McLafferty Rearrangement: The McLafferty rearrangement is a type of fragmentation reaction that occurs during mass spectrometry analysis, particularly for organic compounds containing carbonyl groups. It involves the rearrangement of a molecule's structure to form a stable ion, which provides valuable information about the compound's structure.

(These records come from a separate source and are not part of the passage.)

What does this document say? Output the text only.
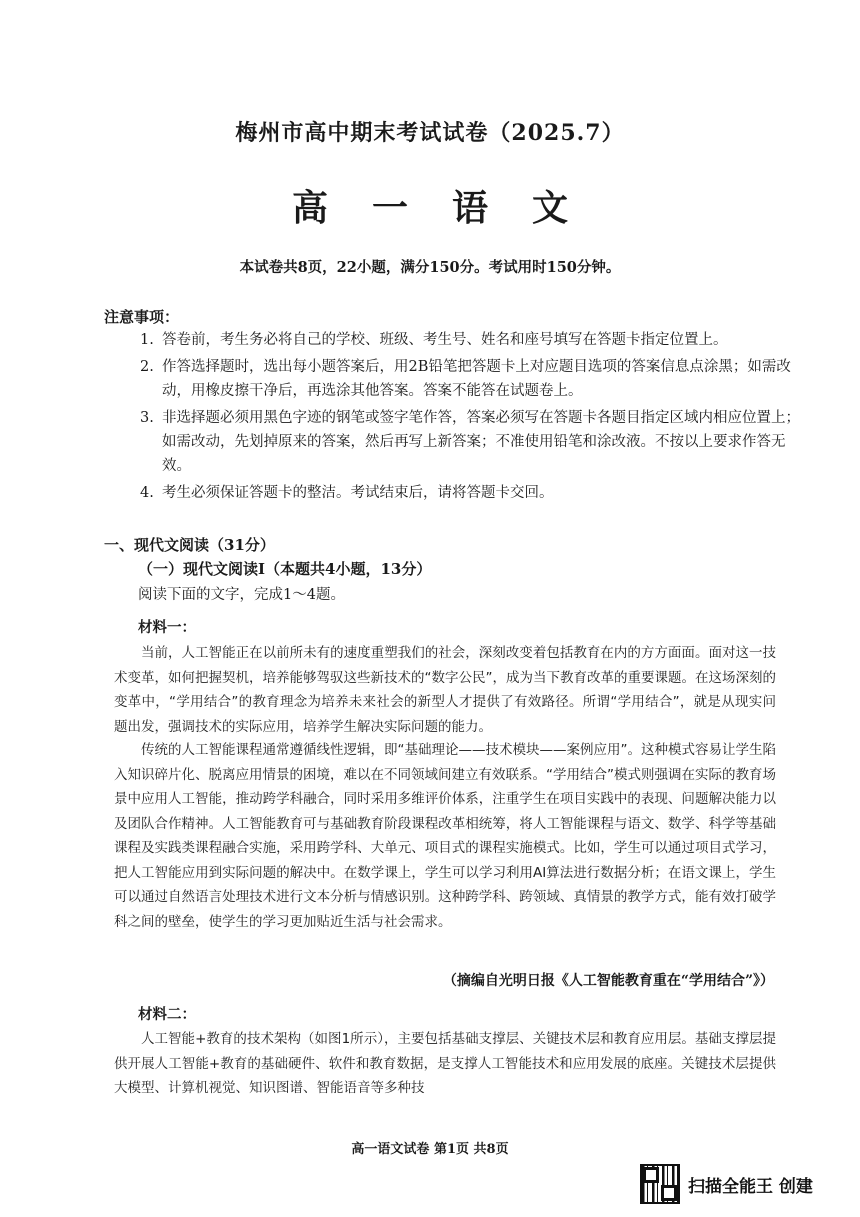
梅州市高中期末考试试卷（2025.7）
高 一 语 文
本试卷共8页，22小题，满分150分。考试用时150分钟。
注意事项：
1. 答卷前，考生务必将自己的学校、班级、考生号、姓名和座号填写在答题卡指定位置上。
2. 作答选择题时，选出每小题答案后，用2B铅笔把答题卡上对应题目选项的答案信息点涂黑；如需改动，用橡皮擦干净后，再选涂其他答案。答案不能答在试题卷上。
3. 非选择题必须用黑色字迹的钢笔或签字笔作答，答案必须写在答题卡各题目指定区域内相应位置上；如需改动，先划掉原来的答案，然后再写上新答案；不准使用铅笔和涂改液。不按以上要求作答无效。
4. 考生必须保证答题卡的整洁。考试结束后，请将答题卡交回。
一、现代文阅读（31分）
（一）现代文阅读Ⅰ（本题共4小题，13分）
阅读下面的文字，完成1～4题。
材料一：
当前，人工智能正在以前所未有的速度重塑我们的社会，深刻改变着包括教育在内的方方面面。面对这一技术变革，如何把握契机，培养能够驾驭这些新技术的“数字公民”，成为当下教育改革的重要课题。在这场深刻的变革中，“学用结合”的教育理念为培养未来社会的新型人才提供了有效路径。所谓“学用结合”，就是从现实问题出发，强调技术的实际应用，培养学生解决实际问题的能力。
传统的人工智能课程通常遵循线性逻辑，即“基础理论——技术模块——案例应用”。这种模式容易让学生陷入知识碎片化、脱离应用情景的困境，难以在不同领域间建立有效联系。“学用结合”模式则强调在实际的教育场景中应用人工智能，推动跨学科融合，同时采用多维评价体系，注重学生在项目实践中的表现、问题解决能力以及团队合作精神。人工智能教育可与基础教育阶段课程改革相统筹，将人工智能课程与语文、数学、科学等基础课程及实践类课程融合实施，采用跨学科、大单元、项目式的课程实施模式。比如，学生可以通过项目式学习，把人工智能应用到实际问题的解决中。在数学课上，学生可以学习利用AI算法进行数据分析；在语文课上，学生可以通过自然语言处理技术进行文本分析与情感识别。这种跨学科、跨领域、真情景的教学方式，能有效打破学科之间的壁垒，使学生的学习更加贴近生活与社会需求。
（摘编自光明日报《人工智能教育重在“学用结合”》）
材料二：
人工智能+教育的技术架构（如图1所示），主要包括基础支撑层、关键技术层和教育应用层。基础支撑层提供开展人工智能+教育的基础硬件、软件和教育数据，是支撑人工智能技术和应用发展的底座。关键技术层提供大模型、计算机视觉、知识图谱、智能语音等多种技
高一语文试卷 第1页 共8页
扫描全能王 创建
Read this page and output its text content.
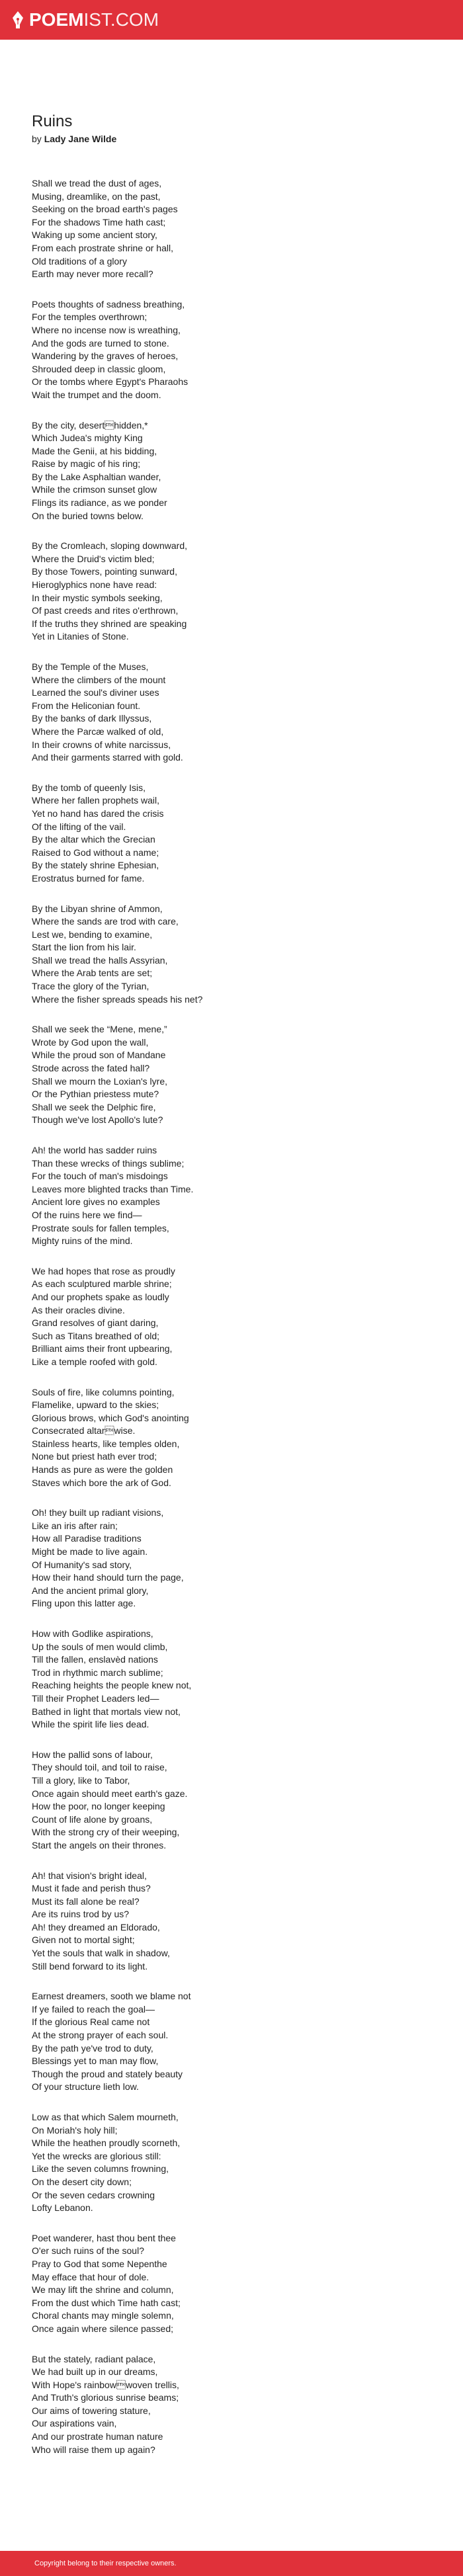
POEM IST.COM
Ruins
by Lady Jane Wilde
Shall we tread the dust of ages,
Musing, dreamlike, on the past,
Seeking on the broad earth's pages
For the shadows Time hath cast;
Waking up some ancient story,
From each prostrate shrine or hall,
Old traditions of a glory
Earth may never more recall?
Poets thoughts of sadness breathing,
For the temples overthrown;
Where no incense now is wreathing,
And the gods are turned to stone.
Wandering by the graves of heroes,
Shrouded deep in classic gloom,
Or the tombs where Egypt's Pharaohs
Wait the trumpet and the doom.
By the city, deserthidden,*
Which Judea's mighty King
Made the Genii, at his bidding,
Raise by magic of his ring;
By the Lake Asphaltian wander,
While the crimson sunset glow
Flings its radiance, as we ponder
On the buried towns below.
By the Cromleach, sloping downward,
Where the Druid's victim bled;
By those Towers, pointing sunward,
Hieroglyphics none have read:
In their mystic symbols seeking,
Of past creeds and rites o'erthrown,
If the truths they shrined are speaking
Yet in Litanies of Stone.
By the Temple of the Muses,
Where the climbers of the mount
Learned the soul's diviner uses
From the Heliconian fount.
By the banks of dark Illyssus,
Where the Parcæ walked of old,
In their crowns of white narcissus,
And their garments starred with gold.
By the tomb of queenly Isis,
Where her fallen prophets wail,
Yet no hand has dared the crisis
Of the lifting of the vail.
By the altar which the Grecian
Raised to God without a name;
By the stately shrine Ephesian,
Erostratus burned for fame.
By the Libyan shrine of Ammon,
Where the sands are trod with care,
Lest we, bending to examine,
Start the lion from his lair.
Shall we tread the halls Assyrian,
Where the Arab tents are set;
Trace the glory of the Tyrian,
Where the fisher spreads speads his net?
Shall we seek the “Mene, mene,”
Wrote by God upon the wall,
While the proud son of Mandane
Strode across the fated hall?
Shall we mourn the Loxian's lyre,
Or the Pythian priestess mute?
Shall we seek the Delphic fire,
Though we've lost Apollo's lute?
Ah! the world has sadder ruins
Than these wrecks of things sublime;
For the touch of man's misdoings
Leaves more blighted tracks than Time.
Ancient lore gives no examples
Of the ruins here we find—
Prostrate souls for fallen temples,
Mighty ruins of the mind.
We had hopes that rose as proudly
As each sculptured marble shrine;
And our prophets spake as loudly
As their oracles divine.
Grand resolves of giant daring,
Such as Titans breathed of old;
Brilliant aims their front upbearing,
Like a temple roofed with gold.
Souls of fire, like columns pointing,
Flamelike, upward to the skies;
Glorious brows, which God's anointing
Consecrated altarwise.
Stainless hearts, like temples olden,
None but priest hath ever trod;
Hands as pure as were the golden
Staves which bore the ark of God.
Oh! they built up radiant visions,
Like an iris after rain;
How all Paradise traditions
Might be made to live again.
Of Humanity's sad story,
How their hand should turn the page,
And the ancient primal glory,
Fling upon this latter age.
How with Godlike aspirations,
Up the souls of men would climb,
Till the fallen, enslavèd nations
Trod in rhythmic march sublime;
Reaching heights the people knew not,
Till their Prophet Leaders led—
Bathed in light that mortals view not,
While the spirit life lies dead.
How the pallid sons of labour,
They should toil, and toil to raise,
Till a glory, like to Tabor,
Once again should meet earth's gaze.
How the poor, no longer keeping
Count of life alone by groans,
With the strong cry of their weeping,
Start the angels on their thrones.
Ah! that vision's bright ideal,
Must it fade and perish thus?
Must its fall alone be real?
Are its ruins trod by us?
Ah! they dreamed an Eldorado,
Given not to mortal sight;
Yet the souls that walk in shadow,
Still bend forward to its light.
Earnest dreamers, sooth we blame not
If ye failed to reach the goal—
If the glorious Real came not
At the strong prayer of each soul.
By the path ye've trod to duty,
Blessings yet to man may flow,
Though the proud and stately beauty
Of your structure lieth low.
Low as that which Salem mourneth,
On Moriah's holy hill;
While the heathen proudly scorneth,
Yet the wrecks are glorious still:
Like the seven columns frowning,
On the desert city down;
Or the seven cedars crowning
Lofty Lebanon.
Poet wanderer, hast thou bent thee
O'er such ruins of the soul?
Pray to God that some Nepenthe
May efface that hour of dole.
We may lift the shrine and column,
From the dust which Time hath cast;
Choral chants may mingle solemn,
Once again where silence passed;
But the stately, radiant palace,
We had built up in our dreams,
With Hope's rainbowwoven trellis,
And Truth's glorious sunrise beams;
Our aims of towering stature,
Our aspirations vain,
And our prostrate human nature
Who will raise them up again?
Copyright belong to their respective owners.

Characteristic Fragments: Characteristic fragments are specific patterns or ions observed in a mass spectrum that provide valuable information about the structure and identity of a molecule. These fragments are formed during the ionization and fragmentation process in mass spectrometry and can serve as fingerprints to help identify unknown compounds.
Elemental Composition: Elemental composition refers to the relative amounts of different chemical elements that make up a substance or compound. It is a fundamental property that describes the atomic-level structure and constitution of a material.
Fourier transform ion cyclotron resonance: Fourier transform ion cyclotron resonance (FT-ICR) is a powerful analytical technique used in mass spectrometry to determine the mass-to-charge ratio (m/z) of ionized molecules with high precision and resolution. It relies on the principles of ion cyclotron resonance, where ions are trapped in a strong magnetic field and their motion is used to determine their mass-to-charge ratio.